La conmemoración del Día Internacional del Trabajo, cada primero de mayo, en homenaje a los mártires de Chicago, y la lucha reivindicativa del movimiento obrero, paradójicamente, terminó convertido en un culto a la desigualdad, fruto de las tendencias mundiales -La globalización y la economía de mercado- que, durante las últimas décadas, auspiciaron el crecimiento económico de los países, pero, a costa de reducir internamente su fuerza laborar.
Estos fenómenos y sus consecuentes repercusiones, afectaron la distribución de los beneficios atribuidos al crecimiento económico y generaron un problema de desigualdad, cuyo abordaje tuvo que ser consignado en el décimo objetivo de desarrollo sostenible, aprobado por la ONU, tanto a nivel global, como a nivel local, para los países del centro y la periferia mundial.

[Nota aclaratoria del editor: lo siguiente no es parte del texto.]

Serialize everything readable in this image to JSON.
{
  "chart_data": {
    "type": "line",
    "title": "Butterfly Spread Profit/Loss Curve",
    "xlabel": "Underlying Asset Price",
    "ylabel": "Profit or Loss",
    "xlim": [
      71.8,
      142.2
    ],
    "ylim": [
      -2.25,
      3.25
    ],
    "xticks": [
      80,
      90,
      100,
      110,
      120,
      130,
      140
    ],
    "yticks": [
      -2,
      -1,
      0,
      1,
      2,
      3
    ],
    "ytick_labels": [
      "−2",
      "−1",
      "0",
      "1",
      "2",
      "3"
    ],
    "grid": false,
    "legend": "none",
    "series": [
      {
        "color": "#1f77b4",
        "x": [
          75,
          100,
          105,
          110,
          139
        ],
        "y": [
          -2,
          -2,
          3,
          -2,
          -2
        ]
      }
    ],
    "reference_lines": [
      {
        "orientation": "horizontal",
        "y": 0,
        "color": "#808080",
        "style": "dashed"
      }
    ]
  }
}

La época, en la que, el Estado de bienestar de los países democráticos, proveía una mayor redistribución de los recursos económicos y los servicios básicos, fue sustituida por una etapa del desarrollo en donde el ascenso social, de la clase trabajadora o proletariado, está estancado, mientras que la riqueza se concentra, cada vez más, en la clase empresarial o burguesa.

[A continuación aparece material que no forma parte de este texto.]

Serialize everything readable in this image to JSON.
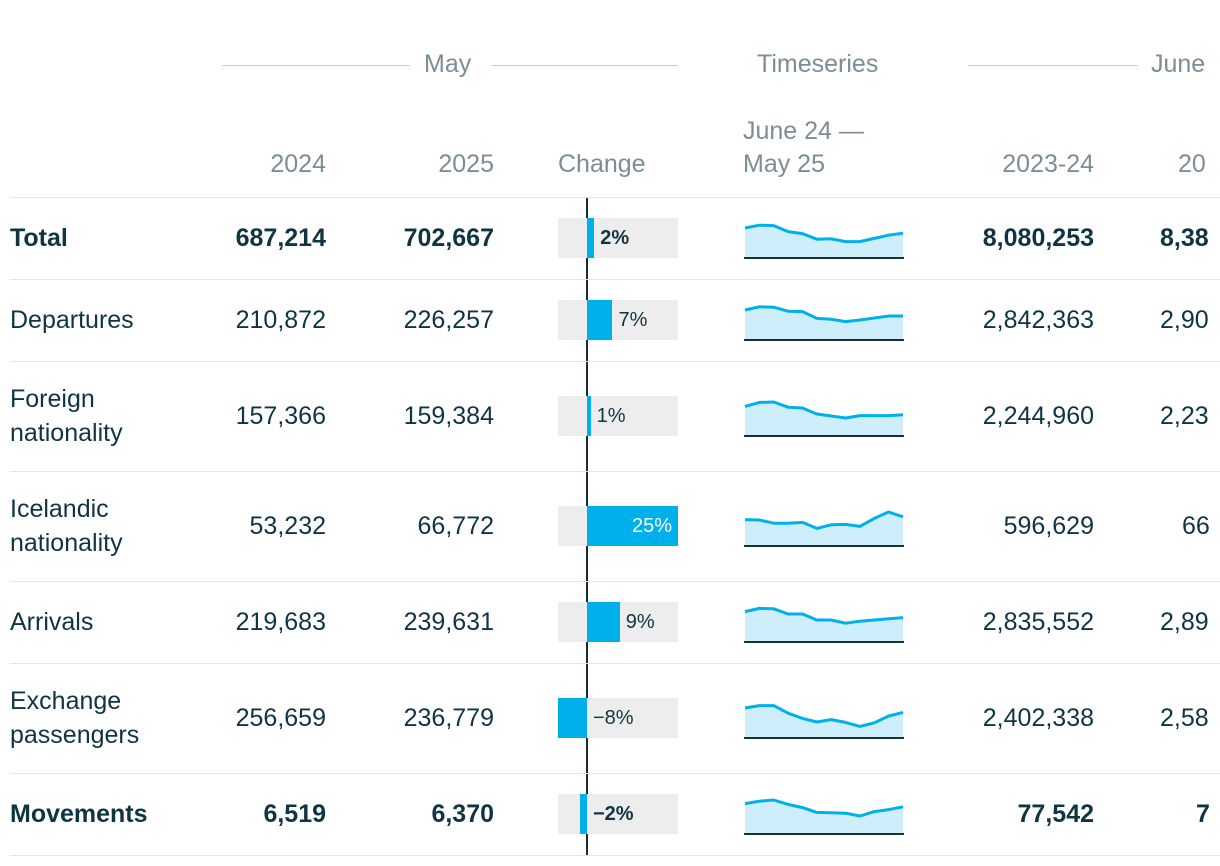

En 1990, el mundo, contempló el desmantelamiento del “telón de acero o cortina de hierro” de la economía planificada, establecida en Europa, tras la segunda Guerra Mundial. Un año antes, la caída del muro de Berlín, dio paso a la reunificación de las dos Alemanias: La Occidental, capitalista e industrial y, la Oriental, menos desarrollada y bajo el paraguas soviético.
Las tareas de unificación fueron colosales, ya que debieron hacer frente a diversas realidades económicas enormemente disímiles. Sin embargo, los ojos del mundo, veían cómo un solo sistema, un solo modelo económico -el capitalismo de mercados abiertos que rechazaba la intervención estatal-, se erigía como la ruta hacia la prosperidad del siglo XXI.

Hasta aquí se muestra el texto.